Notre ambition est la généralisation rapide de l’inclusion de cette garantie à l’ensemble des contrats d’assurance emprunteur. La commercialisation de la garantie dans le contrat La Banque Postale date du 7 décembre 2022. En tant que membres de l’association Eva pour la Vie et de la Fédération Grandir Sans Cancer (qui réunit une centaine d’associations aidant les familles d’enfants malades), nous avons voulu sensibiliser la profession sur le sujet. Il s’agissait de trouver un moyen de généraliser la garantie dans la profession. Stéphane VEDRENNE a alors eu l’idée de réaliser une tribune dans le journal le Monde. Cosignée par les associations et par un grand nombre de parlementaires, nous avons interpellé la profession en mettant en avant l’expérience de CNP Assurances / La Banque Postale. Notre appel a fonctionné puisque le CCSF à travers l’action menée par Corinne DROMER, sa présidente, a émis cet avis.
- Le député Paul Christophe, à l’origine de plusieurs propositions de loi en faveur des familles d’enfants malades, a d’abord soutenu la démarche dans son rapport remis en 2022 au 1ᵉʳ ministre, Jean CASTEX, puis invité la directrice du CCSF à l’Assemblée Nationale en vue d’une généralisation de cette bonne pratique à l’ensemble des assureurs. Quel œil portez-vous sur l’action politique en la matière ?
La loi est un acte fort. Le député Paul CHRISTOPHE a ainsi porté la loi du 19 juillet 2023 visant à renforcer la protection des familles d'enfants atteints d'une maladie ou d'un handicap ou victimes d'un accident d'une particulière gravité. Cette loi a conduit au renforcement de la protection des familles concernées. Je pense également au projet de loi que porte Charlotte GOETSCHY BOLOGNESE qui porte également de réelles avancées pour réduire la fragilité économique des familles. L’action du Député Paul CHRISTOPHE vis-à-vis de la profession a conduit le privé à s’emparer d’un sujet de société et contribuer à l’action collective. La collaboration des différents acteurs de la Société conduit à de beaux résultats. L’avis du CCSF le démontre et personnellement je salue l’action engagée par ses responsables.

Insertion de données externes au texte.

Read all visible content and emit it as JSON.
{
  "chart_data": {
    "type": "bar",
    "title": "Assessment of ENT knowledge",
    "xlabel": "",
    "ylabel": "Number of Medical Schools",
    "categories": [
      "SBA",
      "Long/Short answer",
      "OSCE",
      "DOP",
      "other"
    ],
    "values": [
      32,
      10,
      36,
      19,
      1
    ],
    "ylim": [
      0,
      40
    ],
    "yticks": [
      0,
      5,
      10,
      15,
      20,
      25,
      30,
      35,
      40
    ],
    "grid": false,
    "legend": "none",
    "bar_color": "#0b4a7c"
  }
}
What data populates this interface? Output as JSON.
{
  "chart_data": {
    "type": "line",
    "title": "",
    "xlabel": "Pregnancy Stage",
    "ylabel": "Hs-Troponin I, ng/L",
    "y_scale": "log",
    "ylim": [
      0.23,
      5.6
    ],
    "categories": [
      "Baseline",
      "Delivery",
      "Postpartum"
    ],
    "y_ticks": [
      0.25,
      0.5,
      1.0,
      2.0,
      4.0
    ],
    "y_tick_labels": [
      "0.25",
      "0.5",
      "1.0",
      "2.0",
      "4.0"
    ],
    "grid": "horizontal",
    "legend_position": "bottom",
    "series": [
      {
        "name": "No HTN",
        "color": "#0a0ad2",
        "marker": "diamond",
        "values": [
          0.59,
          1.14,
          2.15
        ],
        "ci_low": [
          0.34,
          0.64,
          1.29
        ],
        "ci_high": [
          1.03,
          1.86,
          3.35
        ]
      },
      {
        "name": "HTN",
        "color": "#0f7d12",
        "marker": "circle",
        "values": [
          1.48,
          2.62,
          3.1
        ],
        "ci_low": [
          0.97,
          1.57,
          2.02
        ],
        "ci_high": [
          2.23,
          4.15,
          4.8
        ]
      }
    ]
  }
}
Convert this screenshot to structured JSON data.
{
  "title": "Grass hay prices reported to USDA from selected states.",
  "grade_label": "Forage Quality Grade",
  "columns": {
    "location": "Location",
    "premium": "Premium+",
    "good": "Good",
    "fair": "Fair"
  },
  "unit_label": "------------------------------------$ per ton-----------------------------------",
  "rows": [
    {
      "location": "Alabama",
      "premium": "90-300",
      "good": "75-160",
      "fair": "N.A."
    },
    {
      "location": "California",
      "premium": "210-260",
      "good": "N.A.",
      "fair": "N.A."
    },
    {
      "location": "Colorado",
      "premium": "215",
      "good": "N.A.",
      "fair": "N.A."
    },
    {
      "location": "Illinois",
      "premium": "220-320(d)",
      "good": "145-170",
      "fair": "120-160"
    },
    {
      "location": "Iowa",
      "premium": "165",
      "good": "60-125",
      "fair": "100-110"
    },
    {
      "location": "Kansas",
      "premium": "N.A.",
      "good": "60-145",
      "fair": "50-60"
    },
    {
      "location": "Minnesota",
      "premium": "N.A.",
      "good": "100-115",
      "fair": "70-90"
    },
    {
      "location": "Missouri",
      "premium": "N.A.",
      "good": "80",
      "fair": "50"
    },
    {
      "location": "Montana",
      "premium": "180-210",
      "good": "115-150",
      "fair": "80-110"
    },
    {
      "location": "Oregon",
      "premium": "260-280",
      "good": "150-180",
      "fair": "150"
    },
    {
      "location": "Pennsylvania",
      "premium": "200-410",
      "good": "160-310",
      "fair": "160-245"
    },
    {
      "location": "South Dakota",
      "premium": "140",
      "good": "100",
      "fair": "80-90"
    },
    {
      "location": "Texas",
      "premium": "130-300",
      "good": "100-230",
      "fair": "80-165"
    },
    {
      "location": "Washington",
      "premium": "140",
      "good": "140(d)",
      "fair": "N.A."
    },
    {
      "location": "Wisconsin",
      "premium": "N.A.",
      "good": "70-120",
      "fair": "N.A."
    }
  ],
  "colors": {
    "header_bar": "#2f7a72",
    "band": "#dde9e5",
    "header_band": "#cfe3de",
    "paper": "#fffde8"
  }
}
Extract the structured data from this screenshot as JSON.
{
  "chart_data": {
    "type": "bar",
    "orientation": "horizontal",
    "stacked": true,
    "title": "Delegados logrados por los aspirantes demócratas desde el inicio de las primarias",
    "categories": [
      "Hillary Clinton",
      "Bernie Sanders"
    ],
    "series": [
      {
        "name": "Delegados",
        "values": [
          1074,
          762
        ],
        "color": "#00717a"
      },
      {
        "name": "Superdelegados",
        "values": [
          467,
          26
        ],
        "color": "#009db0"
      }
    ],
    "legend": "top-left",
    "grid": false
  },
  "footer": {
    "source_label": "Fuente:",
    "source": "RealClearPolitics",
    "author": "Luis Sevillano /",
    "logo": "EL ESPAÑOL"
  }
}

- L’association Eva pour la vie et la fédération Grandir Sans Cancer, tout comme les familles concernées, saluent cette avancée tout en souhaitant qu’elle soit appliquée rapidement – sans attendre juillet 2025 – d’une façon la plus égalitaire possible, en étant étendue à l’ensemble des contrats d’assurance emprunteur. Que pensez-vous de leurs attentes ?
En tant que membre de Grandir Sans Cancer, je ne peux que souscrire à ces demandes bien légitimes. 2025 est lointain. Surtout quand votre enfant de 5 ans est malade et que vous vous demandez comment vous allez vous en sortir à la fin du mois. Les associations interviennent pour aider financièrement ces familles ce qui n’est pas leur rôle. La garantie en tant que telle ne devrait pas être facteur de majoration des tarifs. La mécanique de l’assurance est, au départ, portée par la mutualisation du risque. La généralisation à tous les contrats viendra sans doute aussi de la capacité des comparateurs d’assurance à mettre en avant l’atout de cette garantie dans un contrat et à le privilégier par rapport à un autre. Et bien sûr, la sensibilisation du consommateur sera importante. Les associations s’y emploieront et je suis convaincu que les conseillers aussi !
- L’association « Eva pour la vie » indiquait récemment que « les petits » (les familles d’enfants malades et les associations) et les « géants » (les assureurs et les banques) s’étaient réunies autour des enfants malades. Espérez-vous le même type d’avancées dans d’autres domaines pour eux ?
Il faut soigner les enfants. L’industrie du médicament a le devoir de s’emparer du sujet. Savez-vous que 500 enfants décèdent tous les ans d’un cancer faute de traitement ? Savez-vous que les chances de survie d’un enfant atteint d’un cancer du tronc cérébral est la même qu’il y a 60 ans à savoir qu’il est condamné ? Et je ne parle pas des traitements d’adultes inadaptés aux enfants pour les soigner. C’est un enjeu sociétal dont ces industries doivent s’emparer avec l’aide des pouvoirs publics. La santé des enfants en dépend.